Earth is therefore fortunately for us, a watery planet. Water covers most of the surface, soaks the land and is incorporated into all its life, as we note. Earth is therefore, all wet. One cannot readily escape the wet; it falls upon one’s head a rain or snow and lies in many places underfoot. Still, dying of thirst is not as unusual as one might expect amongst all this wet and it is singularly unpleasant too. Strange.
Even more strange it seems to us, is the way our species tries to escape water while maintaining its availability. With our constant and desperate need for water, one might expect most of us to live at the planet’s poles where the substance lies around all year, conveniently available. But no, not us; we much prefer to live in howling deserts like southern California where essentially, there isn’t any water but what runs off the Sierra Nevada or full of salt, laps against the beach. How can so contrary a species hope to exist over the long run? We are ridiculous; there must be some fundamental design flaw.
It gets worse: Those earlier in California clearly saw this coming. They built huge, costly aqueducts over long distances to bring the coyly inconvenient water to the heedless people. At the ribbon-cutting for the Owens Valley aqueduct to Los Angeles, the less than loquacious engineer whose project it was waved to open the pipes and as the water gushed, said to the gathered people: “There it is; take it!” Not much of speech, but a hell of an accomplishment. William Mulholland was an engineer, not a politician. They named a road for him, one that ran around the tops of the hills that defined the San Fernando Valley of Los Angeles. It became a famous lover’s lane at night …
Following that, bigger and bigger water projects came to California to move water to its desert farmland and burgeoning, mild climate cities. Others took up Mulholland’s vision, seeing chronic drought as a historically normal event, adding huge water storage facilities to provide for dry years. The engineering was a marvel of human accomplishment. The resulting San Francisco, Los Angeles and San Diego are marvels as well and the development of the state’s inland valleys into farms providing nearly half of America’s production of a number of fruits and vegetables was an agricultural miracle.
People didn’t like where the water is, so they moved it to suit them. Borrowing the kids’ overworked word: “Awesome!” and incorporating a bit of hubris, too. What could overcome such a species? Turns out, we can. Looking for political symbols to ride to power, (our opinion) some folk noted a few anxious types worried about a little fish that, deprived of the Sacramento Delta water flows that had supported it before the dams and diversion, could sustain an “environmental” political push. They organized to Save the Delta Smelt!

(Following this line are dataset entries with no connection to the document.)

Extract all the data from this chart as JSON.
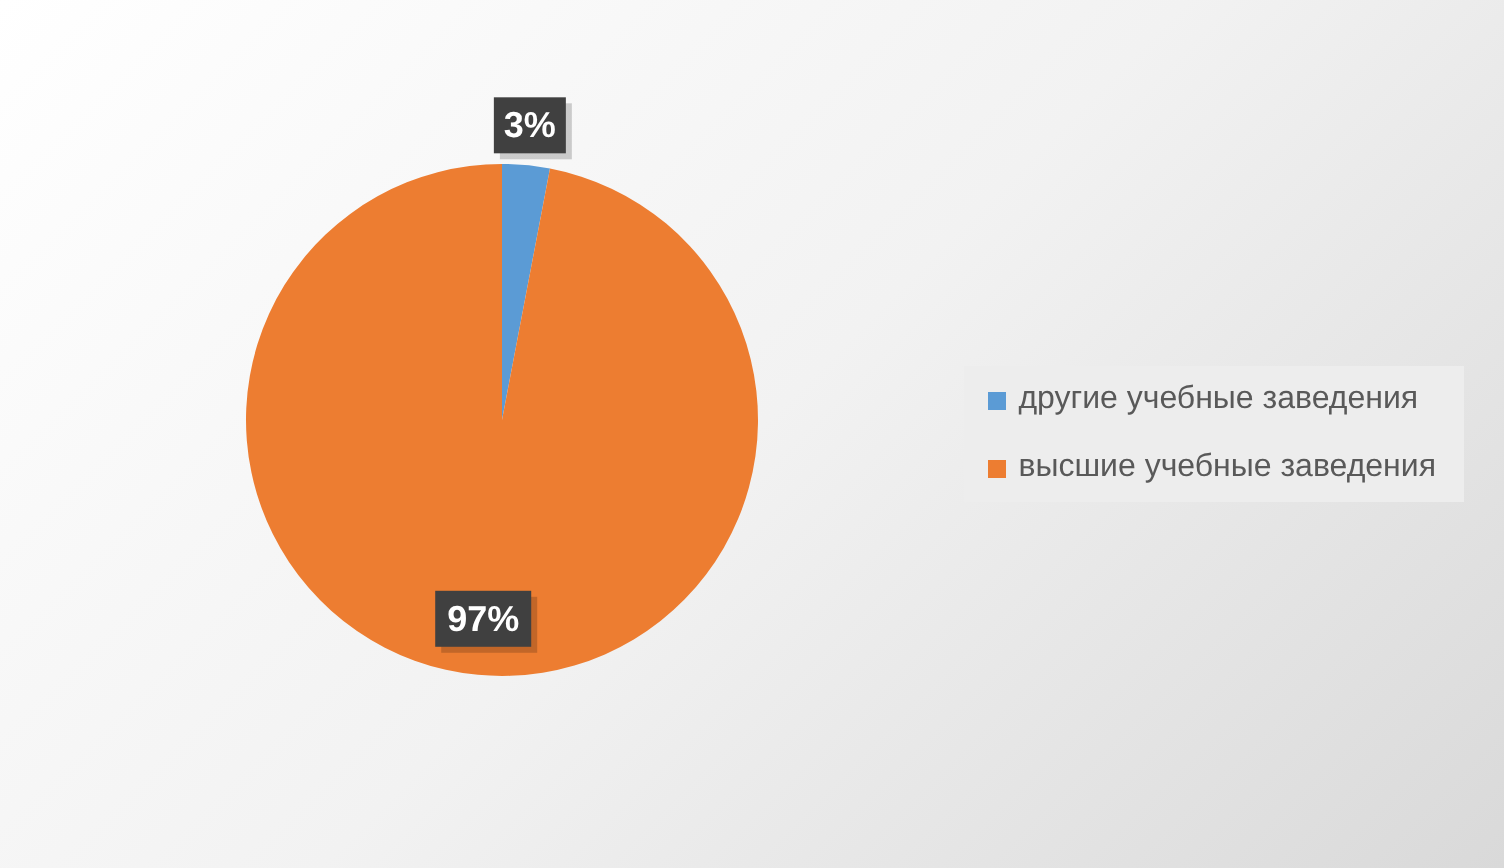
{
  "chart_data": {
    "type": "pie",
    "categories": [
      "другие учебные заведения",
      "высшие учебные заведения"
    ],
    "values": [
      3,
      97
    ],
    "colors": [
      "#5b9bd5",
      "#ed7d31"
    ],
    "value_labels": [
      "3%",
      "97%"
    ],
    "legend": "right"
  }
}
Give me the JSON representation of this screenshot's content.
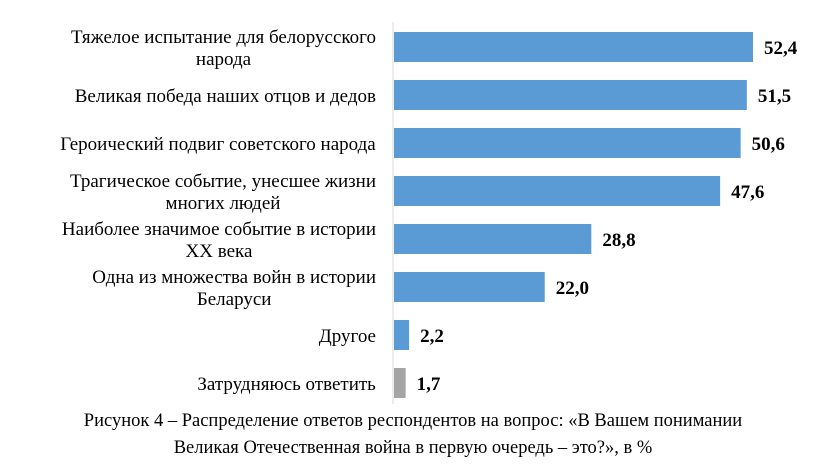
{
  "chart_data": {
    "type": "bar",
    "orientation": "horizontal",
    "categories": [
      [
        "Тяжелое испытание для белорусского",
        "народа"
      ],
      [
        "Великая победа наших отцов и дедов"
      ],
      [
        "Героический подвиг советского народа"
      ],
      [
        "Трагическое событие, унесшее жизни",
        "многих людей"
      ],
      [
        "Наиболее значимое событие в истории",
        "XX века"
      ],
      [
        "Одна из множества войн в истории",
        "Беларуси"
      ],
      [
        "Другое"
      ],
      [
        "Затрудняюсь ответить"
      ]
    ],
    "values": [
      52.4,
      51.5,
      50.6,
      47.6,
      28.8,
      22.0,
      2.2,
      1.7
    ],
    "value_labels": [
      "52,4",
      "51,5",
      "50,6",
      "47,6",
      "28,8",
      "22,0",
      "2,2",
      "1,7"
    ],
    "bar_colors": [
      "#5b9bd5",
      "#5b9bd5",
      "#5b9bd5",
      "#5b9bd5",
      "#5b9bd5",
      "#5b9bd5",
      "#5b9bd5",
      "#a5a5a5"
    ],
    "xlim": [
      0,
      60
    ],
    "grid": false,
    "legend": false
  },
  "caption": {
    "line1": "Рисунок 4 – Распределение ответов респондентов на вопрос: «В Вашем понимании",
    "line2": "Великая Отечественная война в первую очередь – это?», в %"
  }
}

The tiny fish was the nemesis of the dams, aqueducts and storage facilities; the water stored for future droughts was flushed every spring out to sea for the happy reproduction of tiny fish. Yes, this was a project of the Democrats. So now with the future drought no longer in the future, the state’s Governor (a Democrat) has decreed drastic water use reduction, Beverly Hills being demanded to cut usage by 36%. Given the number of mansions seemingly set in the middle of lawns resembling golf courses, that’s understandable. Unfortunately, a lot of less well known parts of the city are full of more normal dwellings that now face a dessicated doom for any greenery around them. And given the political donations from mansion owners, we suspect we can predict which greenswards will vanish.
Some have recommended that the State learn to drink its bordering Pacific Ocean; the unfortunate amount of energy presently necessary for that remains a problem for politicians opposed to the use of any affordable form of energy.
There seems in all this if nothing else, ongoing evidence of the assignment of Homo Sapiens to the role of Cosmic Clown, forever on the brink of disaster and about to trip over oversized clown shoes. Is any other earthly species as ludicrous? Not even monkeys. Yet somehow, we have gone forth and we are still multiplying, though that seems less fashionable now.